Complaint of this charge is made by the fifth assignment of error. The gravamen of such complaint is that by it the jury was required to find, as a condition of recovery by appellant of Lucas, certain facts which were not necessary to such recovery, even though they were alleged in appellant’s petition or cross-action against Lucas. It is contended that in order to authorize such recovery it was only necessary to establish that the servant of Lucas negligently failed to replace the cover on the coalhole. In this we agree with appellant as in such case appellant and Lucas would not he joint tort-feasors, but the act of Lucas being the direct and immediate cause of the injury, he would be considered as the active, and appellant as only the passive, tort-feasor, and in such case, if plaintiff recovered judgment against appellant, appellant would be entitled to recover over against Lucas. The following authorities are, we think, applicable: Cooley on Torts, 166 et seq.; Gas Co. v. Singleton, 24 Tex. Civ. App. 341, 59 S. W. 920; San Antonio v. Smith, 94 Tex. 266, 59 S. W. 1109; Railway Co. v. Vance, 41 S. W. 171; Kampmann v. Rothwell, 101 Tex. 540, 109 S. W. 10S9, 17 L. R. A. (N. S.) 758.
“You are instructed at the request of the defendant Young Men’s Christian Association that while the said defendant owed the plaintiff the duty of exercising ordinary care, to keep and maintain its premises in a safe condition, and if you find that it has been negligent in its duty of maintenance and as a result thereof the plaintiff was injured, and if you find the plaintiff entitled to recover under the charge of the court, still, if you further find that such condition existed by reason of the failure on the part of the driver or servant of A. T. Lucas to properly replace the cover on the manhole, and that such failure to so place the cover was negligence, and that as a result of such negligence plaintiff was injured, you will find in favor of the defendant Young Men’s Christian Association over and against the defendant A. T. Lucas for any sum or sums which you may find in favor of the plaintiff as against the defendant A. T. Lucas.”
A similar charge was requested and refused, as set out in the succeeding assignment of error, also numbered 8. The court also charged the jury in subdivision D, paragraph 5, of the general charge, in substance, that if they believed that the servant of Lucas was negligent as charged, but did not believe that such negligence was a proximate cause of the injury, Lucas would not be liable to plaintiff.
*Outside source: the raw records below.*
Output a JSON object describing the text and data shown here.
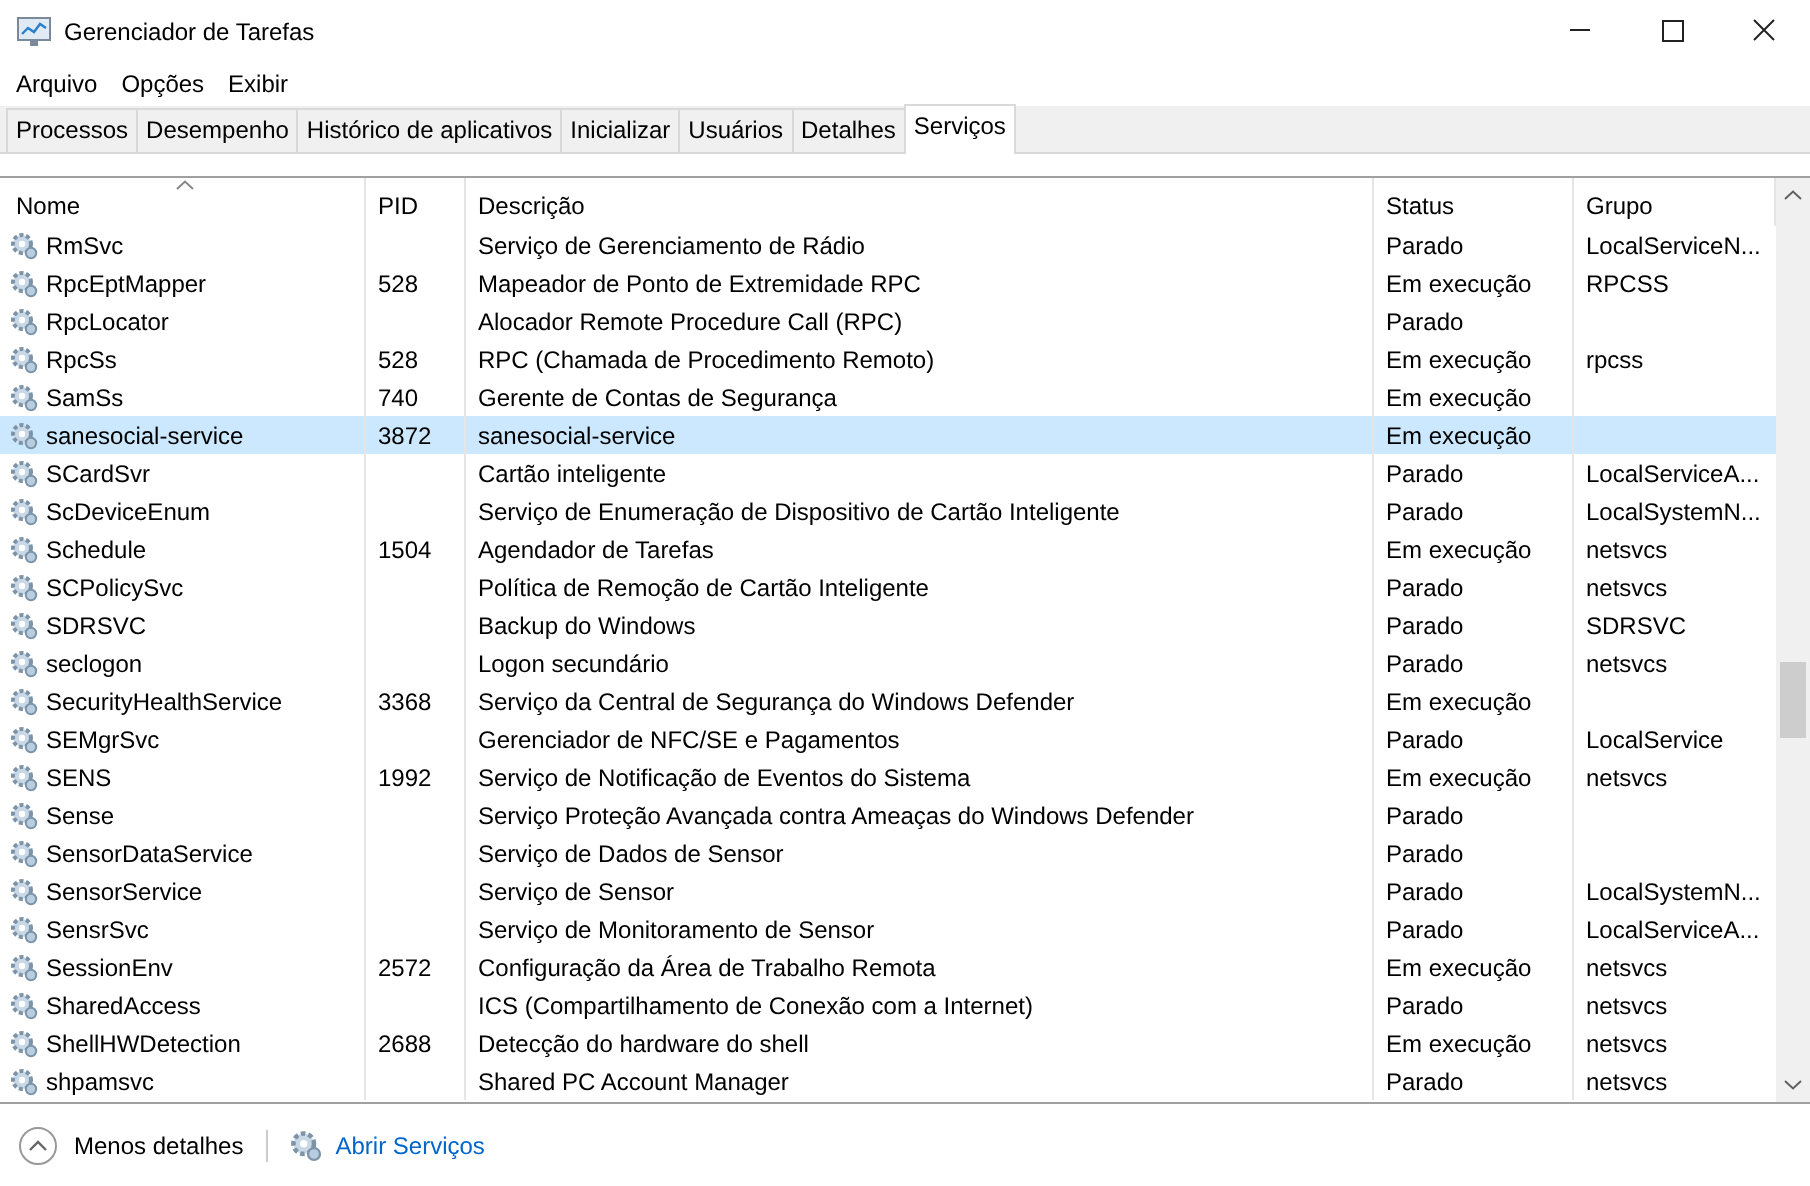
{
  "window": {
    "title": "Gerenciador de Tarefas"
  },
  "menu": [
    "Arquivo",
    "Opções",
    "Exibir"
  ],
  "tabs": [
    {
      "label": "Processos",
      "selected": false
    },
    {
      "label": "Desempenho",
      "selected": false
    },
    {
      "label": "Histórico de aplicativos",
      "selected": false
    },
    {
      "label": "Inicializar",
      "selected": false
    },
    {
      "label": "Usuários",
      "selected": false
    },
    {
      "label": "Detalhes",
      "selected": false
    },
    {
      "label": "Serviços",
      "selected": true
    }
  ],
  "table": {
    "columns": [
      "Nome",
      "PID",
      "Descrição",
      "Status",
      "Grupo"
    ],
    "rows": [
      {
        "name": "RmSvc",
        "description": "Serviço de Gerenciamento de Rádio",
        "status": "Parado",
        "group": "LocalServiceN...",
        "selected": false
      },
      {
        "name": "RpcEptMapper",
        "pid": "528",
        "description": "Mapeador de Ponto de Extremidade RPC",
        "status": "Em execução",
        "group": "RPCSS",
        "selected": false
      },
      {
        "name": "RpcLocator",
        "description": "Alocador Remote Procedure Call (RPC)",
        "status": "Parado",
        "selected": false
      },
      {
        "name": "RpcSs",
        "pid": "528",
        "description": "RPC (Chamada de Procedimento Remoto)",
        "status": "Em execução",
        "group": "rpcss",
        "selected": false
      },
      {
        "name": "SamSs",
        "pid": "740",
        "description": "Gerente de Contas de Segurança",
        "status": "Em execução",
        "selected": false
      },
      {
        "name": "sanesocial-service",
        "pid": "3872",
        "description": "sanesocial-service",
        "status": "Em execução",
        "selected": true
      },
      {
        "name": "SCardSvr",
        "description": "Cartão inteligente",
        "status": "Parado",
        "group": "LocalServiceA...",
        "selected": false
      },
      {
        "name": "ScDeviceEnum",
        "description": "Serviço de Enumeração de Dispositivo de Cartão Inteligente",
        "status": "Parado",
        "group": "LocalSystemN...",
        "selected": false
      },
      {
        "name": "Schedule",
        "pid": "1504",
        "description": "Agendador de Tarefas",
        "status": "Em execução",
        "group": "netsvcs",
        "selected": false
      },
      {
        "name": "SCPolicySvc",
        "description": "Política de Remoção de Cartão Inteligente",
        "status": "Parado",
        "group": "netsvcs",
        "selected": false
      },
      {
        "name": "SDRSVC",
        "description": "Backup do Windows",
        "status": "Parado",
        "group": "SDRSVC",
        "selected": false
      },
      {
        "name": "seclogon",
        "description": "Logon secundário",
        "status": "Parado",
        "group": "netsvcs",
        "selected": false
      },
      {
        "name": "SecurityHealthService",
        "pid": "3368",
        "description": "Serviço da Central de Segurança do Windows Defender",
        "status": "Em execução",
        "selected": false
      },
      {
        "name": "SEMgrSvc",
        "description": "Gerenciador de NFC/SE e Pagamentos",
        "status": "Parado",
        "group": "LocalService",
        "selected": false
      },
      {
        "name": "SENS",
        "pid": "1992",
        "description": "Serviço de Notificação de Eventos do Sistema",
        "status": "Em execução",
        "group": "netsvcs",
        "selected": false
      },
      {
        "name": "Sense",
        "description": "Serviço Proteção Avançada contra Ameaças do Windows Defender",
        "status": "Parado",
        "selected": false
      },
      {
        "name": "SensorDataService",
        "description": "Serviço de Dados de Sensor",
        "status": "Parado",
        "selected": false
      },
      {
        "name": "SensorService",
        "description": "Serviço de Sensor",
        "status": "Parado",
        "group": "LocalSystemN...",
        "selected": false
      },
      {
        "name": "SensrSvc",
        "description": "Serviço de Monitoramento de Sensor",
        "status": "Parado",
        "group": "LocalServiceA...",
        "selected": false
      },
      {
        "name": "SessionEnv",
        "pid": "2572",
        "description": "Configuração da Área de Trabalho Remota",
        "status": "Em execução",
        "group": "netsvcs",
        "selected": false
      },
      {
        "name": "SharedAccess",
        "description": "ICS (Compartilhamento de Conexão com a Internet)",
        "status": "Parado",
        "group": "netsvcs",
        "selected": false
      },
      {
        "name": "ShellHWDetection",
        "pid": "2688",
        "description": "Detecção do hardware do shell",
        "status": "Em execução",
        "group": "netsvcs",
        "selected": false
      },
      {
        "name": "shpamsvc",
        "description": "Shared PC Account Manager",
        "status": "Parado",
        "group": "netsvcs",
        "selected": false
      }
    ]
  },
  "footer": {
    "less_details": "Menos detalhes",
    "open_services": "Abrir Serviços"
  }
}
Objection to this charge is made ground for the twelfth assignment. These assignments, in the opinion of the majority of the court, have such a bearing upon each other as renders it proper that they be considered in connection with each .other. The charges referred to in the two assignments numbered 8, and that made ground for the fifth assignment, refer to the issue as between appellant and Lucas. It is contended by appellant that if the servant of Lucas failed properly to replace the cover on the coalhole and left it in the insecure condition of having one side down in the hole resting on the edge of the flange and the opposite side resting on the inner edge of the rim, such act was necessarily the proximate cause of the injury — in fact, the direct and immediate cause — and that the court should have so declared as matter of law, and erred in submitting it to the jury as an issue of fact. If this conclusion is, as urged, the result of the uncontro-verted evidence, there can be no doubt that the submission of the issue to the jury in the form in which it was submitted was error (Railway Co. v. McCoy, 90 Tex. 264, 38 S. W. 36; Culpepper v. Railway Co., 90 Tex. 627, 40 S. W. 386; Railway Co. v. Rowland, 90 Tex. 365, 38 S. W. 756), even as explained by *872 Parks v. Traction Co., 100 Tex. 222, 94 S. W. 331, 98 S. W. 1100.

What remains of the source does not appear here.